Thursday, September 12, 2013

Yellow Horse's Narrative Of The Apple Creek Conflict

Sitting Bull's own pictographic record placed him at Big Mound, where he stole a mule and counted coup on one of Sibley's men.
Yellow Horse’s Narrative Of Running Battle
From Big Mound To Apple Creek, 1863
By Dakota Wind
BISMARCK, N.D. – On February 25, 1921, Yellow Horse, an Iháŋktuwaŋna Huŋkpáti (a member of the Huŋkpáti band of the Yanktonai Dakota) gave his narrative account of the 1863 Sibley arm of the Punitive Campaign to Lucille Van Solen, an interpreter, at the Cannonball Ranch on the Standing Rock Sioux Indian Reservation. Yellow Horse was seventy-five years old.

The narrative which Yellow Horse shared is of the running conflict which began on July 24, 1863 near present-day Jamestown, ND and concluded where Apple Creek converges with the Missouri River near present-day Bismarck, ND five days later.

Here is an excerpt of Colonel A.B. Welch’s Oral History Of The Dakota Tribes, 1800’s-1945, Story No. 37, Yellow Horse Talks About Battle On James River, 1863.

I was born where Jamestown is now.  We called that place Itazipa Okaksi (Bows cut with axe).  We got good bow wood there.  Not on any branch which flows in but on the river, itself, we found the wood.

...a runner came in saying that the soldiers were on the way coming.

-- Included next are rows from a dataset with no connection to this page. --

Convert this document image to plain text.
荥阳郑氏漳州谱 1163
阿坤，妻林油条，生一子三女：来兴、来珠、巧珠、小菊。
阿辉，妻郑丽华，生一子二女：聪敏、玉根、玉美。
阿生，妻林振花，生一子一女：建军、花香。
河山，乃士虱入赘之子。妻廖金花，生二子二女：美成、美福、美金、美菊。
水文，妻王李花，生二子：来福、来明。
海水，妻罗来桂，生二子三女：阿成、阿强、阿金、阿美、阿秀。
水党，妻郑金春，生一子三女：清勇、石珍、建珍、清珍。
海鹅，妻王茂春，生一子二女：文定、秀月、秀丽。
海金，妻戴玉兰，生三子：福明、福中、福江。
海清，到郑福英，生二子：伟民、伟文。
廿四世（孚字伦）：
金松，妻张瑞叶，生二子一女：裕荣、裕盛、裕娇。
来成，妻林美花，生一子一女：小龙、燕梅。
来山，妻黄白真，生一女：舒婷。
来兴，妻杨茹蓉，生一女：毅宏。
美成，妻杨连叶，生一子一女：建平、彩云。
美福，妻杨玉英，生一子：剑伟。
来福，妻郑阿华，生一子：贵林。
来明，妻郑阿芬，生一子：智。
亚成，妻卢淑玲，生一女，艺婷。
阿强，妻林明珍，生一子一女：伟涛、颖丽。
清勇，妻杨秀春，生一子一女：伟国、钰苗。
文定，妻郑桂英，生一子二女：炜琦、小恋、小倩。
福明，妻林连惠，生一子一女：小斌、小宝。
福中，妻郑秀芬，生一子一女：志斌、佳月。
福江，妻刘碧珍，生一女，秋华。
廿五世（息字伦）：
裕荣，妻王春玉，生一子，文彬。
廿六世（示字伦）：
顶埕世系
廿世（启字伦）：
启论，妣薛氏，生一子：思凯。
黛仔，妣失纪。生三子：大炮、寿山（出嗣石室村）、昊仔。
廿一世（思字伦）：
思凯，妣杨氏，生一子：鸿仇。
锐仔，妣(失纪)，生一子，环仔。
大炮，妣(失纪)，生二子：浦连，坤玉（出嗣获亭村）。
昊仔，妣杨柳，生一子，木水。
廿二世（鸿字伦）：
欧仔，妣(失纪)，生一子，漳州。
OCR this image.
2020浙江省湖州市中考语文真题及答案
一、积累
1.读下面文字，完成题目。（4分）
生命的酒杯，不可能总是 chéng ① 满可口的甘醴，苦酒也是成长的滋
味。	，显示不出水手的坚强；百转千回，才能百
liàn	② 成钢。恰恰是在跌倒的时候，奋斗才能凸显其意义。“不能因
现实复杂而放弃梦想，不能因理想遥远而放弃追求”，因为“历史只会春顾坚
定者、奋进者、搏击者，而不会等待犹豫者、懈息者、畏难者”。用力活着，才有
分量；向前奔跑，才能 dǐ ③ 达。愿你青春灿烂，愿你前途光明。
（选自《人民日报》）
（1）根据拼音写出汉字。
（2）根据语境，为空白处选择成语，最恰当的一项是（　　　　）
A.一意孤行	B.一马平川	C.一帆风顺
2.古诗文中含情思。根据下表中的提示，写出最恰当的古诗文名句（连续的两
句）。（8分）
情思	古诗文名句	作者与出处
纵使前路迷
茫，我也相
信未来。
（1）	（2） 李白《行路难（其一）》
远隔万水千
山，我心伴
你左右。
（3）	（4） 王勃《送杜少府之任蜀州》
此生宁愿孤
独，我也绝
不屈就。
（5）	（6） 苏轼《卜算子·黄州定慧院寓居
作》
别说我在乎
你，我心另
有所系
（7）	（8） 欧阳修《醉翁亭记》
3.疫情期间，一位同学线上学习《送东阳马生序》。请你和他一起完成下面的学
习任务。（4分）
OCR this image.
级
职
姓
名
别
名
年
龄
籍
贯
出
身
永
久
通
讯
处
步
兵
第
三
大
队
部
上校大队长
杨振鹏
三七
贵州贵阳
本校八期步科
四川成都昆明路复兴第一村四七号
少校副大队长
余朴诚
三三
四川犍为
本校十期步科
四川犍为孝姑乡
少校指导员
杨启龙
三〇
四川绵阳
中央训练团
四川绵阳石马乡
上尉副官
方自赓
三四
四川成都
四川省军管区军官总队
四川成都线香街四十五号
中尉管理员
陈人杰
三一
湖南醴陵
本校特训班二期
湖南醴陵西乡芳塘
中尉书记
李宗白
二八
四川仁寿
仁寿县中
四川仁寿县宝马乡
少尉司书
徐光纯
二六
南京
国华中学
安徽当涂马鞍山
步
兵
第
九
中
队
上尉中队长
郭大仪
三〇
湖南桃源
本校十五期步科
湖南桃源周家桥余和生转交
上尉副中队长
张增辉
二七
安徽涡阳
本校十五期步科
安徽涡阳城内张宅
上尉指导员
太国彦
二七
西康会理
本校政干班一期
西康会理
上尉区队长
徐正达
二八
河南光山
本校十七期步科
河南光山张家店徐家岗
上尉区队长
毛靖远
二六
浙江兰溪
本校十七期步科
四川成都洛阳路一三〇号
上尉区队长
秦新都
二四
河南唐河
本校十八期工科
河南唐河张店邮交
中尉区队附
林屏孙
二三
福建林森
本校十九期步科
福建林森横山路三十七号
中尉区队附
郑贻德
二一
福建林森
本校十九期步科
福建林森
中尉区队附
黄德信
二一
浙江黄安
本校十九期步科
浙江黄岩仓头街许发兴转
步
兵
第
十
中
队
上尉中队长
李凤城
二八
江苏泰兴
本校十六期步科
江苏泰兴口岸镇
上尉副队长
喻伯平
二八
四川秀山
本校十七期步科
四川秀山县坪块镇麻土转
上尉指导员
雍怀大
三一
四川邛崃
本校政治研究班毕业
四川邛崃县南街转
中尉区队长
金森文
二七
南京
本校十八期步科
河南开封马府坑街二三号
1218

I want to tell you something about the soldiers:  Some distance above where Jamestown now is, there is a big bend in the river and a sort of “Square Butte.”  A large camp of us were there one time.  There was a lake east of that place, too.  I was about seventeen years old then (1863). One time a runner came in saying that the soldiers were on the way coming.  We pulled down our tipis quickly and got away.  We went east from that place.  All of a sudden we were surrounded with soldiers.  Soldiers on white horses were on the north of us; soldiers on bay horses were on the south and others in front of us.  They started to march us back again.  It was almost night time and that night the soldiers stayed all around us. We could not get away.  We thought they were going to shoot us.  A young man started to sing about his bravery and, to do it right, he shot off his gun.

That seemed to be a signal for all the soldiers to shoot at us and they fired among us then and killed eleven of us there.  I got away and got away up north somewhere, and I thought that I was the only one left alive.  But, after a time, I found another man who had got away and we found some more after that, too.  We went down to the place where the fight had taken place.  Our skin tipis and all our buckskin clothes and everything else was burned.  All we found there was some iron we had to make fire with a stone.  We gathered all these irons up and went away.

My father and I came to the waterway about where the Bismarck penitentiary is now and then we went south from there.  We heard that Two Bears was having some trouble with some soldiers down there, so we went to see about that.  My father was killed down there and since then I have been an orphan.